ROSALIND With his mouth full of news.

CELIA Which he will put on us, as pigeons feed their young.

ROSALIND Then shall we be news-crammed.

CELIA All the better; we shall be the more marketable.

Enter LE BEAU

Bon jour, Monsieur Le Beau: what’s the news?

LE BEAU Fair princess, you have lost much good sport.

CELIA Sport! of what colour?

LE BEAU What colour, madam! how shall I answer you?

ROSALIND As wit and fortune will.

TOUCHSTONE Or as the Destinies decree.

CELIA Well said: that was laid on with a trowel.

TOUCHSTONE Nay, if I keep not my rank,–

ROSALIND Thou losest thy old smell.

LE BEAU You amaze me, ladies: I would have told you of good

wrestling, which you have lost the sight of.

ROSALIND You tell us the manner of the wrestling.

LE BEAU I will tell you the beginning; and, if it please

your ladyships, you may see the end; for the best is

yet to do; and here, where you are, they are coming

to perform it.

CELIA Well, the beginning, that is dead and buried.

LE BEAU There comes an old man and his three sons,–

CELIA I could match this beginning with an old tale.

LE BEAU Three proper young men, of excellent growth and presence.

ROSALIND With bills on their necks, ‘Be it known unto all men

by these presents.’

LE BEAU The eldest of the three wrestled with Charles, the

duke’s wrestler; which Charles in a moment threw him

and broke three of his ribs, that there is little

hope of life in him: so he served the second, and

so the third. Yonder they lie; the poor old man,

their father, making such pitiful dole over them

that all the beholders take his part with weeping.

ROSALIND Alas!

TOUCHSTONE But what is the sport, monsieur, that the ladies

have lost?

LE BEAU Why, this that I speak of.

TOUCHSTONE Thus men may grow wiser every day: it is the first

time that ever I heard breaking of ribs was sport

for ladies.

CELIA Or I, I promise thee.

ROSALIND But is there any else longs to see this broken music

in his sides? is there yet another dotes upon

rib-breaking? Shall we see this wrestling, cousin?

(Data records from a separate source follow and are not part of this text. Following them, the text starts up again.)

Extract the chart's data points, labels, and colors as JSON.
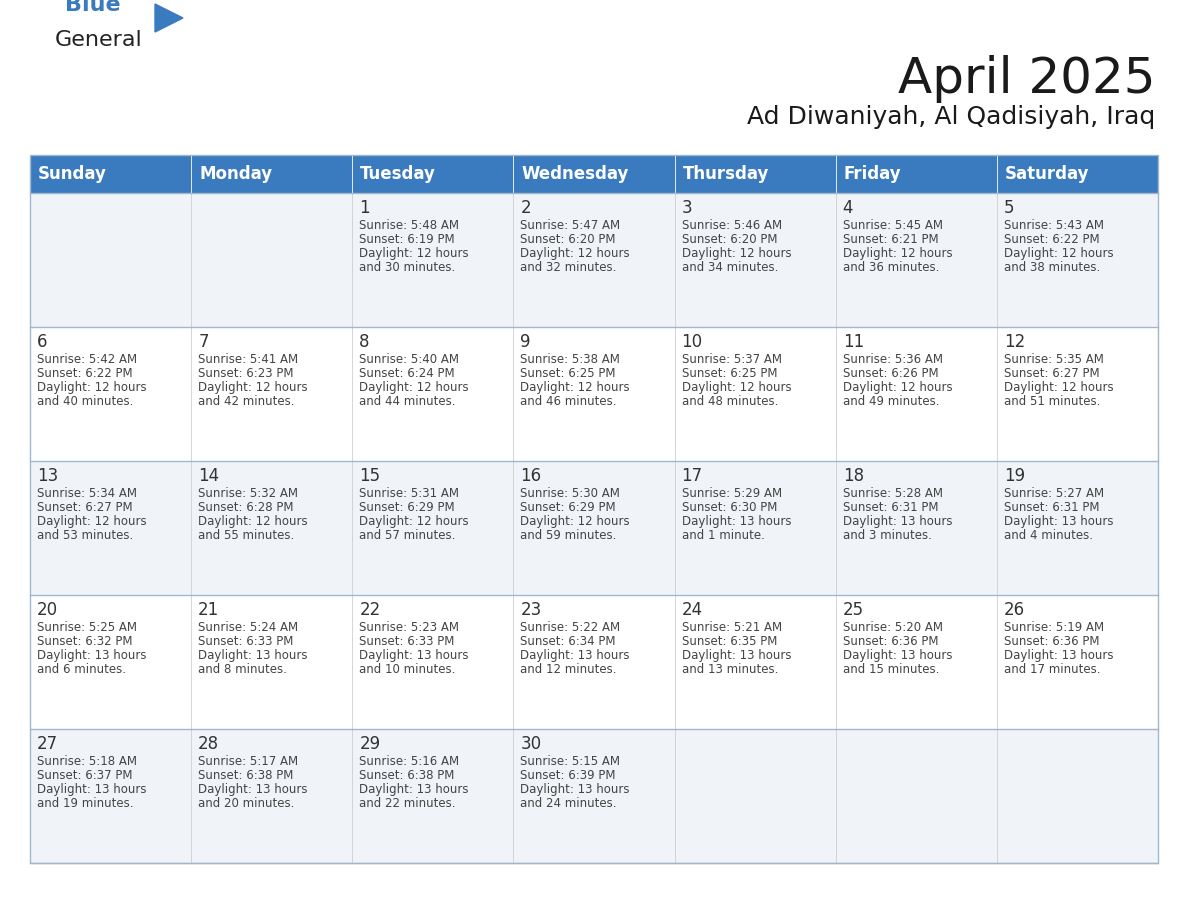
{
  "title": "April 2025",
  "subtitle": "Ad Diwaniyah, Al Qadisiyah, Iraq",
  "header_color": "#3a7bbf",
  "header_text_color": "#ffffff",
  "cell_bg_color": "#f5f5f5",
  "cell_alt_bg": "#ffffff",
  "text_color": "#333333",
  "day_headers": [
    "Sunday",
    "Monday",
    "Tuesday",
    "Wednesday",
    "Thursday",
    "Friday",
    "Saturday"
  ],
  "weeks": [
    [
      {
        "day": "",
        "info": ""
      },
      {
        "day": "",
        "info": ""
      },
      {
        "day": "1",
        "info": "Sunrise: 5:48 AM\nSunset: 6:19 PM\nDaylight: 12 hours\nand 30 minutes."
      },
      {
        "day": "2",
        "info": "Sunrise: 5:47 AM\nSunset: 6:20 PM\nDaylight: 12 hours\nand 32 minutes."
      },
      {
        "day": "3",
        "info": "Sunrise: 5:46 AM\nSunset: 6:20 PM\nDaylight: 12 hours\nand 34 minutes."
      },
      {
        "day": "4",
        "info": "Sunrise: 5:45 AM\nSunset: 6:21 PM\nDaylight: 12 hours\nand 36 minutes."
      },
      {
        "day": "5",
        "info": "Sunrise: 5:43 AM\nSunset: 6:22 PM\nDaylight: 12 hours\nand 38 minutes."
      }
    ],
    [
      {
        "day": "6",
        "info": "Sunrise: 5:42 AM\nSunset: 6:22 PM\nDaylight: 12 hours\nand 40 minutes."
      },
      {
        "day": "7",
        "info": "Sunrise: 5:41 AM\nSunset: 6:23 PM\nDaylight: 12 hours\nand 42 minutes."
      },
      {
        "day": "8",
        "info": "Sunrise: 5:40 AM\nSunset: 6:24 PM\nDaylight: 12 hours\nand 44 minutes."
      },
      {
        "day": "9",
        "info": "Sunrise: 5:38 AM\nSunset: 6:25 PM\nDaylight: 12 hours\nand 46 minutes."
      },
      {
        "day": "10",
        "info": "Sunrise: 5:37 AM\nSunset: 6:25 PM\nDaylight: 12 hours\nand 48 minutes."
      },
      {
        "day": "11",
        "info": "Sunrise: 5:36 AM\nSunset: 6:26 PM\nDaylight: 12 hours\nand 49 minutes."
      },
      {
        "day": "12",
        "info": "Sunrise: 5:35 AM\nSunset: 6:27 PM\nDaylight: 12 hours\nand 51 minutes."
      }
    ],
    [
      {
        "day": "13",
        "info": "Sunrise: 5:34 AM\nSunset: 6:27 PM\nDaylight: 12 hours\nand 53 minutes."
      },
      {
        "day": "14",
        "info": "Sunrise: 5:32 AM\nSunset: 6:28 PM\nDaylight: 12 hours\nand 55 minutes."
      },
      {
        "day": "15",
        "info": "Sunrise: 5:31 AM\nSunset: 6:29 PM\nDaylight: 12 hours\nand 57 minutes."
      },
      {
        "day": "16",
        "info": "Sunrise: 5:30 AM\nSunset: 6:29 PM\nDaylight: 12 hours\nand 59 minutes."
      },
      {
        "day": "17",
        "info": "Sunrise: 5:29 AM\nSunset: 6:30 PM\nDaylight: 13 hours\nand 1 minute."
      },
      {
        "day": "18",
        "info": "Sunrise: 5:28 AM\nSunset: 6:31 PM\nDaylight: 13 hours\nand 3 minutes."
      },
      {
        "day": "19",
        "info": "Sunrise: 5:27 AM\nSunset: 6:31 PM\nDaylight: 13 hours\nand 4 minutes."
      }
    ],
    [
      {
        "day": "20",
        "info": "Sunrise: 5:25 AM\nSunset: 6:32 PM\nDaylight: 13 hours\nand 6 minutes."
      },
      {
        "day": "21",
        "info": "Sunrise: 5:24 AM\nSunset: 6:33 PM\nDaylight: 13 hours\nand 8 minutes."
      },
      {
        "day": "22",
        "info": "Sunrise: 5:23 AM\nSunset: 6:33 PM\nDaylight: 13 hours\nand 10 minutes."
      },
      {
        "day": "23",
        "info": "Sunrise: 5:22 AM\nSunset: 6:34 PM\nDaylight: 13 hours\nand 12 minutes."
      },
      {
        "day": "24",
        "info": "Sunrise: 5:21 AM\nSunset: 6:35 PM\nDaylight: 13 hours\nand 13 minutes."
      },
      {
        "day": "25",
        "info": "Sunrise: 5:20 AM\nSunset: 6:36 PM\nDaylight: 13 hours\nand 15 minutes."
      },
      {
        "day": "26",
        "info": "Sunrise: 5:19 AM\nSunset: 6:36 PM\nDaylight: 13 hours\nand 17 minutes."
      }
    ],
    [
      {
        "day": "27",
        "info": "Sunrise: 5:18 AM\nSunset: 6:37 PM\nDaylight: 13 hours\nand 19 minutes."
      },
      {
        "day": "28",
        "info": "Sunrise: 5:17 AM\nSunset: 6:38 PM\nDaylight: 13 hours\nand 20 minutes."
      },
      {
        "day": "29",
        "info": "Sunrise: 5:16 AM\nSunset: 6:38 PM\nDaylight: 13 hours\nand 22 minutes."
      },
      {
        "day": "30",
        "info": "Sunrise: 5:15 AM\nSunset: 6:39 PM\nDaylight: 13 hours\nand 24 minutes."
      },
      {
        "day": "",
        "info": ""
      },
      {
        "day": "",
        "info": ""
      },
      {
        "day": "",
        "info": ""
      }
    ]
  ],
  "logo_text_general": "General",
  "logo_text_blue": "Blue",
  "logo_color_general": "#222222",
  "logo_color_blue": "#3a7bbf",
  "logo_triangle_color": "#3a7bbf"
}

LE BEAU You must, if you stay here; for here is the place

appointed for the wrestling, and they are ready to

perform it.

CELIA Yonder, sure, they are coming: let us now stay and see it.

Flourish. Enter DUKE FREDERICK, Lords, ORLANDO, CHARLES, and Attendants

DUKE FREDERICK Come on: since the youth will not be entreated, his

own peril on his forwardness.

ROSALIND Is yonder the man?

LE BEAU Even he, madam.

CELIA Alas, he is too young! yet he looks successfully.

DUKE FREDERICK How now, daughter and cousin! are you crept hither

to see the wrestling?

ROSALIND Ay, my liege, so please you give us leave.

DUKE FREDERICK You will take little delight in it, I can tell you;

there is such odds in the man. In pity of the

challenger’s youth I would fain dissuade him, but he

will not be entreated. Speak to him, ladies; see if

you can move him.

CELIA Call him hither, good Monsieur Le Beau.

DUKE FREDERICK Do so: I’ll not be by.

LE BEAU Monsieur the challenger, the princesses call for you.

ORLANDO I attend them with all respect and duty.

ROSALIND Young man, have you challenged Charles the wrestler?

ORLANDO No, fair princess; he is the general challenger: I

come but in, as others do, to try with him the

strength of my youth.

CELIA Young gentleman, your spirits are too bold for your

years. You have seen cruel proof of this man’s

strength: if you saw yourself with your eyes or

knew yourself with your judgment, the fear of your

adventure would counsel you to a more equal

enterprise. We pray you, for your own sake, to

embrace your own safety and give over this attempt.